Harry's superstitions are many. He will not sleep in a woman's house. He cannot spill salt without throwing it over his shoulder with a muttered invocation. He will not use condoms. He will not marry women. Anymore. They have not saved him, though he clings to them as if they will. He believes he will join some great force in the sky when he dies, a spiritual body politic with which he can talk of things of the spirit. Right now, though, he is gasping for breath from nerves as a doctor prepares him for the unkindest cut. He imagines he can feel the severation of the orange-sized prostate lying hot and turgid against the back of his pelvis; he can imagine the lightness of his body when the burn of the meteor finishes; he imagines himself floating in a vast and silky sea, free to pee as much as he would like without straining, a full and proud stream that will rattle the toilet-water as he sinks into the ether.
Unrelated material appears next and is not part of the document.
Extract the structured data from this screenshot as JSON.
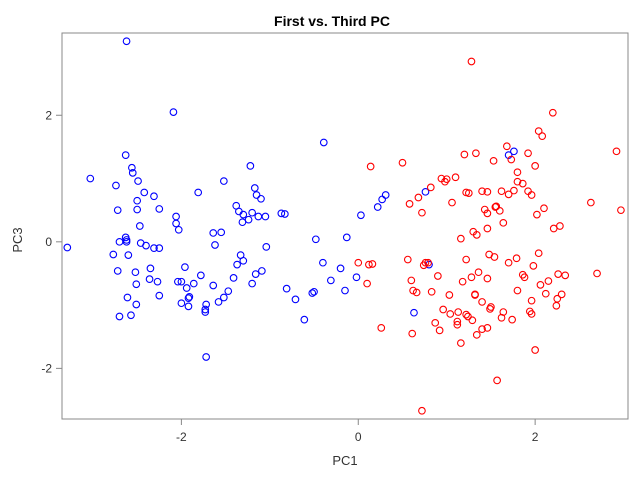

Giselle is her own best friend now, in her own New York apartment, dreamily scratching a long?haired cat whom Harry would hate if he were alive. Her bookshelves are lined with every book by Joyce Carol Oates and her other self, Rosamund Smith, a hundred or more of them, French first editions, a prized German first, even the stripped-cover mass markets. If Harry could see, he would be thrilled, she thinks. His guitar and one awful juggling brick are now bronzed, stored in the corner of her home on a special table with her first edition of Them. She thinks about him often, even as she sleeps now with other men. She has a picture of Harry and herself in Princeton on her mantelpiece, where the cat often naps, and she imagines somewhere in the background, in one of those lovely buildings, Joyce Carol Oates tapping away at her latest opus, maybe another book on boxing. Or perhaps she's given in to her Gothic side that day, dark castle, a darker secret, trees lashed and swaying in the wind like broken fingers against a lightning-ridden skyline, and Giselle imagines Harry imagining her now from his perch in a lofty heaven. How would he feel about this? How would he feel about anything?